AMA -- Under the Microscope

After the recent, ongoing move by the Academy of Model Aeronautics to terminate all Americans' rights to fly RC models outside of a national club's purview (which they claim they are the only one, see, I decided to evaluate my own membership.  I joined the AMA nearly 35 years ago.  No more.

First, I have always disliked the way the AMA discouraged model flying without an AMA membership.  Lets face it, the more people who enjoy this hobby, the better the economies of scale are for everyone.  Exercising and enjoying our basic rights as Americans is the vital reason this nation was founded.  Yet, most AMA clubs ban non-members from materially participating, including competitions.  This organization has always had an immense arrogance problem.

I'm sure some will say, "we prohibit others to exercise their right to fly RC models for our own club members' protection," because not only are we safer than everyone else even if their experience level dwarfs our own, but along with AMA membership comes liability insurance.  The AMA's attempt to jam through legislation that ends the right of Americans to enjoy RC flying has caused me to step back and examine the legitimacy of that claim.  In my opinion, it turns out, that AMA members have no significant insurance.  Have you examined the policy's small print posted on the AMA website?  What a scam--read it carefully for a belly laugh.
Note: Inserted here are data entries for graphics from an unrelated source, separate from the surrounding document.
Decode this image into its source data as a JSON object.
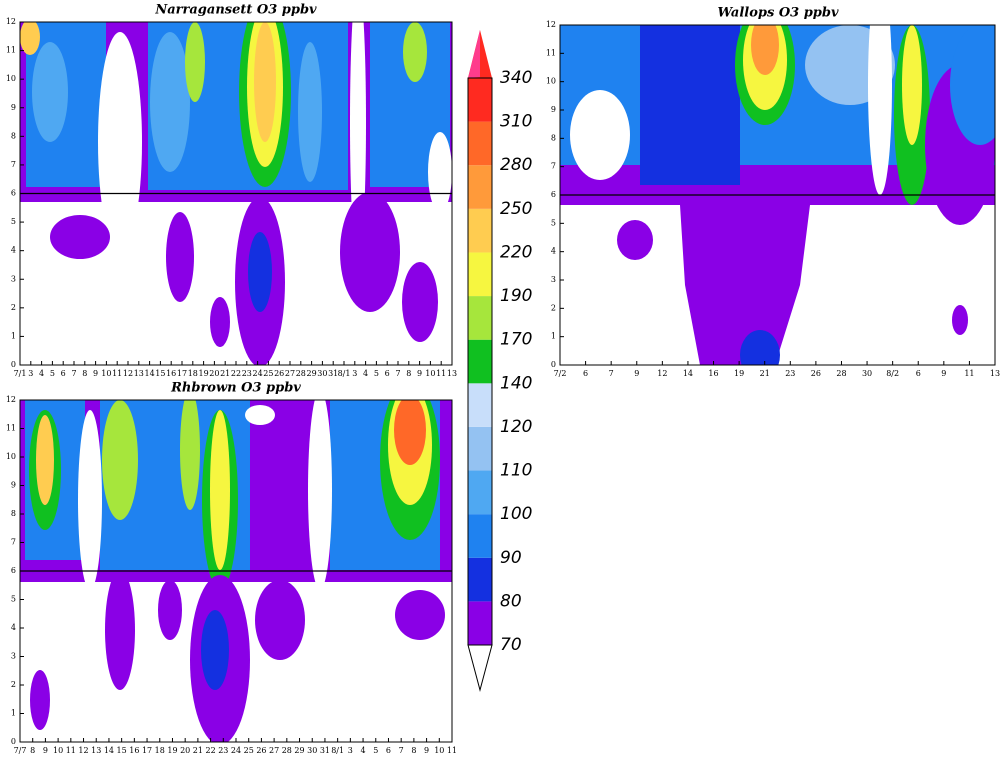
{
  "panels": [
    {
      "title": "Narragansett O3 ppbv",
      "xticks": [
        "7/1",
        "3",
        "4",
        "5",
        "6",
        "7",
        "8",
        "9",
        "10",
        "11",
        "12",
        "13",
        "14",
        "15",
        "16",
        "17",
        "18",
        "19",
        "20",
        "21",
        "22",
        "23",
        "24",
        "25",
        "26",
        "27",
        "28",
        "29",
        "30",
        "31",
        "8/1",
        "3",
        "4",
        "5",
        "6",
        "7",
        "8",
        "9",
        "10",
        "11",
        "13"
      ],
      "ylim": [
        0,
        12
      ],
      "yticks": [
        0,
        1,
        2,
        3,
        4,
        5,
        6,
        7,
        8,
        9,
        10,
        11,
        12
      ],
      "hline": 6
    },
    {
      "title": "Wallops O3 ppbv",
      "xticks": [
        "7/2",
        "6",
        "7",
        "9",
        "12",
        "14",
        "16",
        "19",
        "21",
        "23",
        "26",
        "28",
        "30",
        "8/2",
        "6",
        "9",
        "11",
        "13"
      ],
      "ylim": [
        0,
        12
      ],
      "yticks": [
        0,
        1,
        2,
        3,
        4,
        5,
        6,
        7,
        8,
        9,
        10,
        11,
        12
      ],
      "hline": 6
    },
    {
      "title": "Rhbrown O3 ppbv",
      "xticks": [
        "7/7",
        "8",
        "9",
        "10",
        "11",
        "12",
        "13",
        "14",
        "15",
        "16",
        "17",
        "18",
        "19",
        "20",
        "21",
        "22",
        "23",
        "24",
        "25",
        "26",
        "27",
        "28",
        "29",
        "30",
        "31",
        "8/1",
        "3",
        "4",
        "5",
        "6",
        "7",
        "8",
        "9",
        "10",
        "11"
      ],
      "ylim": [
        0,
        12
      ],
      "yticks": [
        0,
        1,
        2,
        3,
        4,
        5,
        6,
        7,
        8,
        9,
        10,
        11,
        12
      ],
      "hline": 6
    }
  ],
  "colorbar": {
    "levels": [
      70,
      80,
      90,
      100,
      110,
      120,
      140,
      170,
      190,
      220,
      250,
      280,
      310,
      340
    ],
    "colors": [
      "#ffffff",
      "#8a00e6",
      "#1430e0",
      "#1f82f0",
      "#4fa8f2",
      "#94c2f2",
      "#c8defa",
      "#10c020",
      "#a6e63c",
      "#f6f640",
      "#ffcc50",
      "#ff9a3a",
      "#ff6828",
      "#ff2a20",
      "#ff3c8c"
    ]
  }
}
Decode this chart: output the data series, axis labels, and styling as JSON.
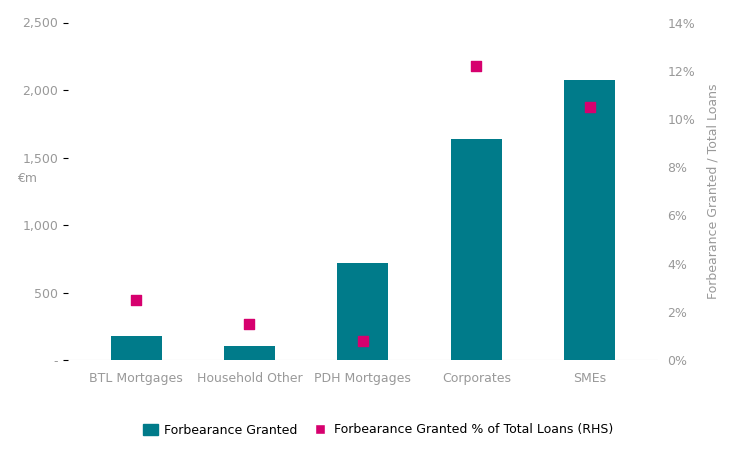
{
  "categories": [
    "BTL Mortgages",
    "Household Other",
    "PDH Mortgages",
    "Corporates",
    "SMEs"
  ],
  "bar_values": [
    175,
    105,
    720,
    1640,
    2075
  ],
  "dot_values": [
    0.025,
    0.015,
    0.008,
    0.122,
    0.105
  ],
  "bar_color": "#007b8a",
  "dot_color": "#d6006e",
  "ylabel_left": "€m",
  "ylabel_right": "Forbearance Granted / Total Loans",
  "ylim_left": [
    0,
    2500
  ],
  "ylim_right": [
    0,
    0.14
  ],
  "yticks_left": [
    0,
    500,
    1000,
    1500,
    2000,
    2500
  ],
  "ytick_labels_left": [
    "-",
    "500",
    "1,000",
    "1,500",
    "2,000",
    "2,500"
  ],
  "yticks_right": [
    0,
    0.02,
    0.04,
    0.06,
    0.08,
    0.1,
    0.12,
    0.14
  ],
  "legend_labels": [
    "Forbearance Granted",
    "Forbearance Granted % of Total Loans (RHS)"
  ],
  "background_color": "#ffffff",
  "grid_color": "#cccccc",
  "tick_color": "#999999",
  "label_fontsize": 9,
  "tick_fontsize": 9,
  "bar_width": 0.45
}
Here are a few examples when the AMA refuses to pay:
  1. You lose control of the model for any reason
  2. You lose sight of the model
  3. You do not possess a permit to fly the model at that location
  4. You injure a family member or yourself
  5. You injure someone on your property
  6. Your have other insurance the covers the same, low per accident limits
  7. You injure someone who is engaged in physical activity of any kind
  8. The list goes on... and on... and on
    Essentially, every reasonable way you might crash a model and the most likely people you might injure, and then some, are not covered.

    The more I look into this organization, the more I realize they are a dues-focused scam that are only working hard to snatch away the rights of everyday Americans just to pump a few dollars into a dwindling bottom line.  Please consider saving your money by CNX'ing this un-American outfit trying to outlaw RC flying in the U.S. sans paid protection money. 

    Positives?  Of course, there is social benefit to belonging to a club.  The AMA claims they pay out some token money to communities in the form of scholarships and endowments; utterly microscopic compared to revenue--only a fraction of a percent.  That hardly requires national control, or a legal lock-down on American's trying to have fun in their free time which is the very essence of freedom.

    If you want actual liability insurance, there are a large number of insurance companies with a net worth capable of paying a claim.  The AMA is only worth about $11M according to their website, hardly enough to back 140,000 members with hard assets, or even just one large claim, without folding.  Real umbrella liability insurance is quite inexpensive and it covers all of your activities.